In the case of the arithmetic mean with additive correction this may be inferred if the correction \(C\) and particularly its uncertainty \(u(C)\) lead to a significant shift of the results compared to the arithmetic mean (uncorrected) or its uncertainty.

These influences usually are not considered in the evaluation model given by (5.15.1). Determining Decision threshold and Detection limit requires iteration of the activity values. The inversion of that equation, i.e. calculating the net count rates \(R_{ni}^{'}\) according to (5.15.3) to be expected for a given (iterated) value of the activity \(A'\), leads directly to the elimination of that “external” influence.

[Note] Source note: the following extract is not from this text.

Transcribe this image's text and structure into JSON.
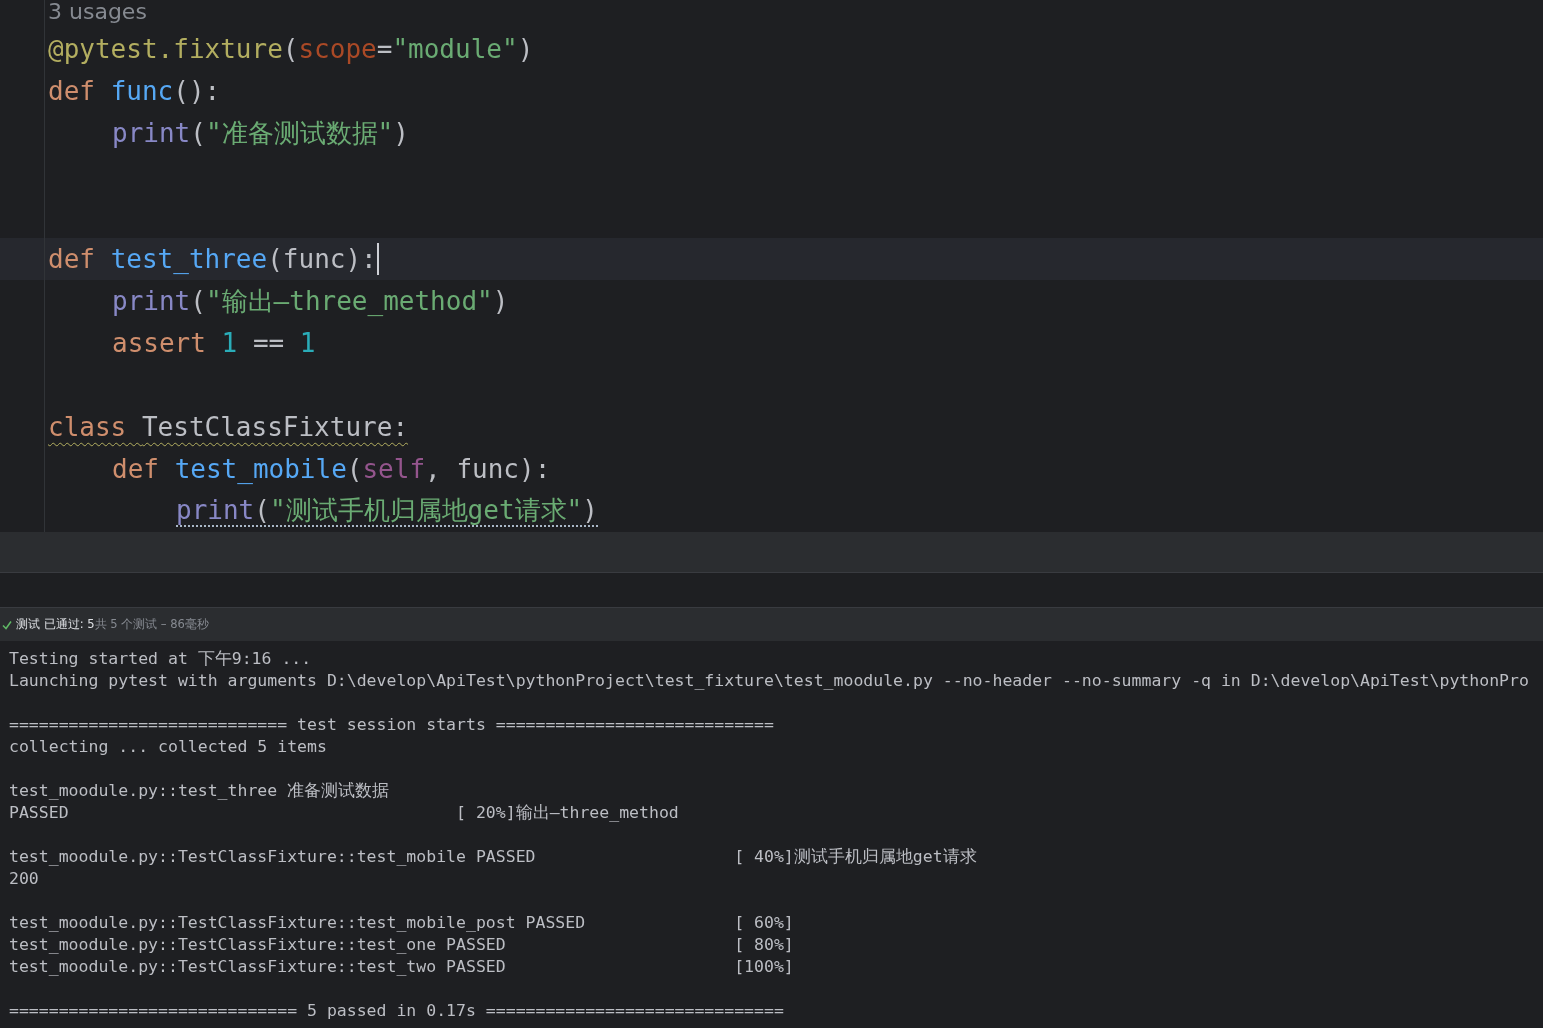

Then, from the obtained net counting rates \(R_{ni}^{'}\) single activity values result from (5.15.1) having all the same identical value \(A'\), i.e. their spreading is equal to zero!

This means for the calculation of Decision threshold and Detection limit that the external effect which may have been found from the primary evaluation of the output quantity in this latter case does not come into effect. Insofar, the usability of the external standard deviation with the weighted mean or with the NIST-2004 method is low, at least regarding Decision threshold and Detection limit.